9.9. Workshop: Citizen/Stateless Person/Cosmopolitan

Refugee Selfhood in Global Intellectual and Legal History

 

9th September, 2022
Old Class Library, 71 South Street, St Andrews

 

This conference brings together perspectives of global intellectual history and global legal history to chart these transformations in refugee selfhood. It interrogates the legal frameworks which defined the civil and political rights of refugees, as well as their claims on property. Simultaneously, it investigates new political and social thought which evolved to wrestle with refugee presence: from amongst the refugees themselves, as well as their host societies. The refugee was frequently an unwanted presence; but sometimes, as in India or China, a desired comrade in democratic and revolutionary struggles. Refugees often fashioned new kinds of cosmopolitan sensibilities – what we call ‘refugee cosmopolitanism’ – which radicalized their surrounding societies, even as they were castigated for alleged ‘rootlessness’. We ask: how did legal, intellectual, and literary discourses on citizenship and refugee rights nourish each other?
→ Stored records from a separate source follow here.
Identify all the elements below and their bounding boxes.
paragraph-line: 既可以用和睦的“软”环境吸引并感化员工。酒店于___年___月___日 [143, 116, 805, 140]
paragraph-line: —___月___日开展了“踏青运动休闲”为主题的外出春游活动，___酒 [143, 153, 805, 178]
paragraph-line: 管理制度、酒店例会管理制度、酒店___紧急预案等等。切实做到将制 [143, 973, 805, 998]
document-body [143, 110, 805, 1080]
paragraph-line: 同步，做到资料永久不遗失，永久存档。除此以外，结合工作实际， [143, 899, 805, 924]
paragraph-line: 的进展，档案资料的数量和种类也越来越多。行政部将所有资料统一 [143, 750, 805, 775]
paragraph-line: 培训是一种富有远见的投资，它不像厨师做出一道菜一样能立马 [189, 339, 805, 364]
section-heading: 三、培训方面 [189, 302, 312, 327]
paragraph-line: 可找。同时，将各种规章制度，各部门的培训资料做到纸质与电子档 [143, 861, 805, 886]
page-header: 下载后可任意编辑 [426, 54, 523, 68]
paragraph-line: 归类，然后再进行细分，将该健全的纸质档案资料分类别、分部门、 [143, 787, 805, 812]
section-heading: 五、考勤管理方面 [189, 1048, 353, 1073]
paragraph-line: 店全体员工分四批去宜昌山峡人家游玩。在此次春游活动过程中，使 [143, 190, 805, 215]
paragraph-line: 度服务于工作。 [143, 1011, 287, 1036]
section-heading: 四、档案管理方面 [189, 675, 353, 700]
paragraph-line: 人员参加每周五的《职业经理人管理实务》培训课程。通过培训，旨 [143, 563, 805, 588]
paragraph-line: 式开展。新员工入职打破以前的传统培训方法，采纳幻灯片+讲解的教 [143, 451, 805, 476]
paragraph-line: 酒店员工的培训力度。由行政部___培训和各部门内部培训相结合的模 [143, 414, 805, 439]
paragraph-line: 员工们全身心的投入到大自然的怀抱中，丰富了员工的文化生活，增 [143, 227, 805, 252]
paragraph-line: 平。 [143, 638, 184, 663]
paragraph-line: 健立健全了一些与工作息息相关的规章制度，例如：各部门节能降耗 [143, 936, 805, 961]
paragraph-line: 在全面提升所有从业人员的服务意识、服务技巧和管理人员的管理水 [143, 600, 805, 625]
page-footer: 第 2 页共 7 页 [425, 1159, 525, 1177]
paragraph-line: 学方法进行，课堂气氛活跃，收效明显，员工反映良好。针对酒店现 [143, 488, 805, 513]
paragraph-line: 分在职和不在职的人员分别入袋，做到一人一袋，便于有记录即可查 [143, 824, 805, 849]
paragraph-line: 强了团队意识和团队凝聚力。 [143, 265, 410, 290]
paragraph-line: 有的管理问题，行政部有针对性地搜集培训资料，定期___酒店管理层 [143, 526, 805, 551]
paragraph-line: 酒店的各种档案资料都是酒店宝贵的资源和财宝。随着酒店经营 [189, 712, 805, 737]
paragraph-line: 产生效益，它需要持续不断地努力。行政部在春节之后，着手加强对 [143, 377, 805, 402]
The globality of these refugee histories stemmed from the transnational scope of organizations like the UNRRA, the IRO, and the UNHCR; from connected histories of state violence, for example, linking the Holocaust and the Partition of Palestine; as well as from the planetary outlook of many refugee actors themselves, who expressed solidarities with wider oppressed multitudes. By bringing legal and intellectual history into a common conversation, we aim to map how legal-political transformations shaped, and/or were in turn shaped by, changes in intellectual sensibilities: ultimately converging to place the refugee, rather than the classical citizen, at the heart of ‘the political’ in twentieth-century’s ‘age of extremes’.